Cette histoire semble bien banale pour un opéra, les méchants, les gentils, les faibles et le destin inexorable. Cela aurait pu ressembler à une histoire de Puccini ou Verdi, contemporain de Ponchielli. Il manque néanmoins la poésie dans les paroles. Je ne connais pas la pièce originale de Victor Hugo, mais Boito n'en a vraiment pas tiré quelque chose de correct. Le livret et les paroles m'ont paru absurdes. Une fois la trame narrative connue, il ne sert même plus de lire les surtitres.

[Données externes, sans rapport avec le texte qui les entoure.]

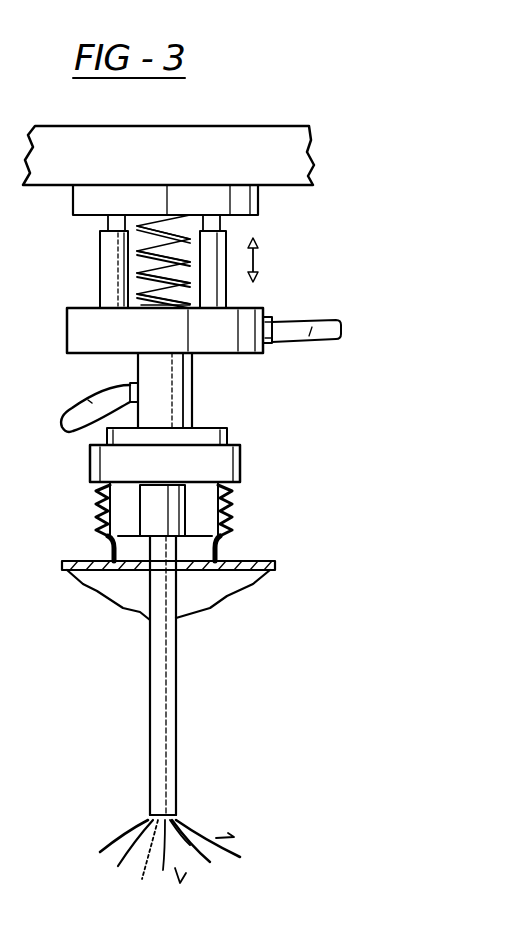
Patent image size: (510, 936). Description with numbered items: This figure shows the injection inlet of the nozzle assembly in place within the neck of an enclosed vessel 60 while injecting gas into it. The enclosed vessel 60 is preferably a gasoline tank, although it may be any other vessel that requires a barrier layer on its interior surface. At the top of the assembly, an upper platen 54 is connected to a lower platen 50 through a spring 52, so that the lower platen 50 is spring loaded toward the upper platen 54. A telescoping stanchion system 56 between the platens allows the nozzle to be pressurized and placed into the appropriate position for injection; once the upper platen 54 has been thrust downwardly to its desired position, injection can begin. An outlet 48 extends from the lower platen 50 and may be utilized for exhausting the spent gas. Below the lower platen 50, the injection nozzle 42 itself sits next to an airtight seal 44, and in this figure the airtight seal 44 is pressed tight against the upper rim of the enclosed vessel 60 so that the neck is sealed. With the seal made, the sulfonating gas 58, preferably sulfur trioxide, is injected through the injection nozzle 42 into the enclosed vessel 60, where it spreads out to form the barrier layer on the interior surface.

The upper platen 54 is at (269, 163).
The telescoping stanchion system 56 is at (217, 293).
The spring 52 is at (175, 278).
The lower platen 50 is at (217, 325).
The outlet 48 is at (318, 316).
The injection nozzle 42 is at (84, 397).
The airtight seal 44 is at (213, 470).
The enclosed vessel 60 is at (229, 530).
The sulfonating gas 58 is at (197, 860).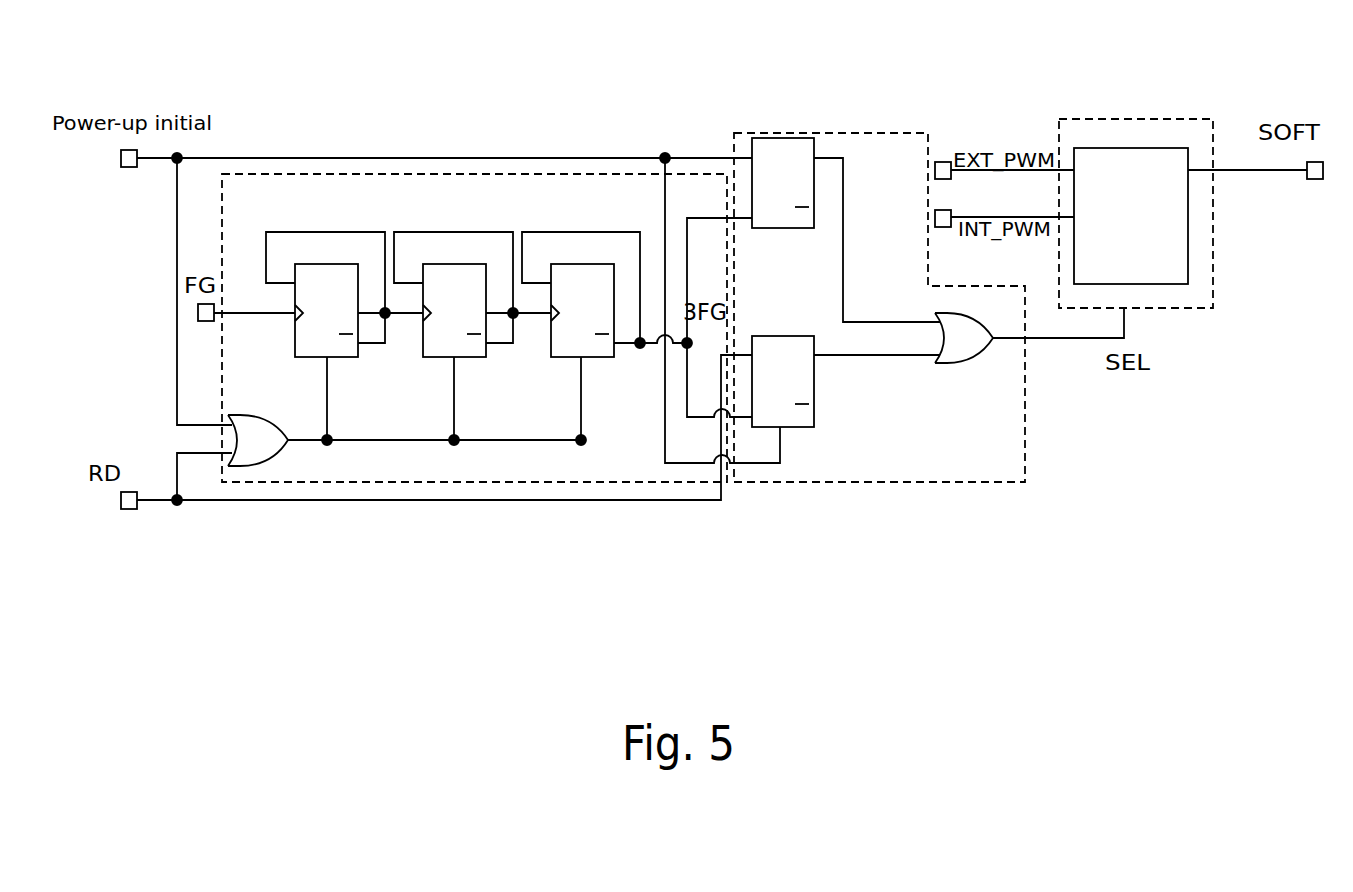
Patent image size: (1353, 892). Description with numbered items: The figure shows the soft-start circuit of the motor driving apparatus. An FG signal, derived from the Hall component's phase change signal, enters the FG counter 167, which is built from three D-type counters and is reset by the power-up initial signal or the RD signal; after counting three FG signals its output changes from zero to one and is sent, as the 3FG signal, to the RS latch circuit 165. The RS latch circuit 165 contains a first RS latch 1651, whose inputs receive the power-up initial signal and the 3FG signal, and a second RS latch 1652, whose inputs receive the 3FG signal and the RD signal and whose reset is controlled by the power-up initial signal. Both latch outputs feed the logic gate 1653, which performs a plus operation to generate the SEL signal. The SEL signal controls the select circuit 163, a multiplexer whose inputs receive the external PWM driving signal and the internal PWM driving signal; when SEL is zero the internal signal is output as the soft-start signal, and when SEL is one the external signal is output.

La musique néanmoins réussit à attirer toute l'attention. Sous la baguette pointue d'un Oren toujours aussi impliqué, les notes durent et semblent sonner le glas de chaque instant, encore plus noir que le précédent. Les chanteurs ont l'air tout à fait à l'aise, à commencer par Urmana, dans un rôle qui semble la rapprocher de La Force du Destin où je l'avais entendue il y a deux ans. Elle est d'abord annoncée souffrante mais réussit pleinement ses différents arias [et il y en a] qui ne se veulent pas larmoyants à la Violetta, mais réalistes et pragmatiques avec des aigus initialement criards mais qui se révèlent être d'une clarté superbe. Un début de vérisme ?
La seule à m'avoir émue est La Cieca, la mère aveugle de Gioconda. Elle ne semble pas faire partie de cette histoire, qu'elle ne voit pas et où elle est totalement passive. Sa bénédiction et ses supplications paraissent presque décalées par rapport à la noirceur ambiante. Elles résonnent avec le début d'Ave Maria de Gioconda à la fin de l'œuvre où le personnage pense réussir à quitter l'huis clos vénitien, et ainsi l'opéra.
Dans cette fresque opératique, Enzo est le valeureux soldat prêt à défendre la veuve, l'orphelin et l'aveugle. Alvarez se prête totalement à ce rôle de jeune premier séducteur malgré lui. En face, sa douce Laura est très imposante, cachée initialement sous un masque, on ne devine pas sa physionomie qui vient en partie défigurer l'image de la douce colombe. Qu'importe, les deux sont charmants en amoureux qui se retrouvent.
Mais la douceur de ces agneaux s'oppose à la méchanceté de Barnaba et la froideur d'Alvise. Ce premier a la voix à la Scarpa, nasillarde, vicieuse, tel le serpent qu'il symbolise. Ces airs s'enchainent, semant le mal partout où il passe. Certaines mélodies me font penser à Gad Elmaleh quand il parle des 'méchants'. Je m'emporte. Sgura reste une superbe découverte.
Alvise semble également en dehors de l'opéra, malgré son rôle de fournisseur de poison à sa femme. Sa sombre basse dont je me rappelle Khovantchina et Luisa Miller est un peu engourdie par le climat de Toussaint qui règne à Paris, mais il réussit à être majestueux. Lorsqu'il descend et monte avec sa tunique rouge sang le grand escalier, on croit voir un empereur, un tsar, ou ici un doge qui règne et sur sa femme et sur le monde.
Pour compenser cette noirceur, la danse des heures tombe, telle une perruque dans la soupe, alors qu'Alvise pense sa femme morte et que Gioconda s'apprête à céder à Barnaba. Le rythme casse complètement l'ambiance des couleurs avec l'arc en ciel présent sur scène. Une distraction qui à l'époque laissait le temps aux messieurs du Jockey Club d'aller souper avant de reprendre la trame. On retrouve ainsi, notamment dans les grands opéras français, un ballet: Faust, Robert Le Diable, Les Troyens, Manon.... Une soirée qui mélange opéra et danse, j'ai déjà vue, à commencer par le sublime Orphée et Eurydice de Bausch. Ici c'est pourtant complètement dissocié.
Les danseurs ne viennent étonnamment pas du Ballet, mais de la compagnie espagnole qui a créé cette production à Madrid. Je remarque un vrai talent du couple principal, avec un corps de ballet au travail bien trop limité. Mais le public d'opéra ne sait pas trop comment se comporter et alors que ma voisine commence à applaudir toute seule les pirouettes de l'homme, la salle reste muette. Déchainant pourtant un tonnerre d'applaudissements dans la salle. Peut être même de Brigitte Lefèvre et Elisabeth Platel présentes au parterre, j'aurais du me retourner pour voir.
Un grand opéra italien bien dans son genre qui apporte à Bastille une belle production colorée.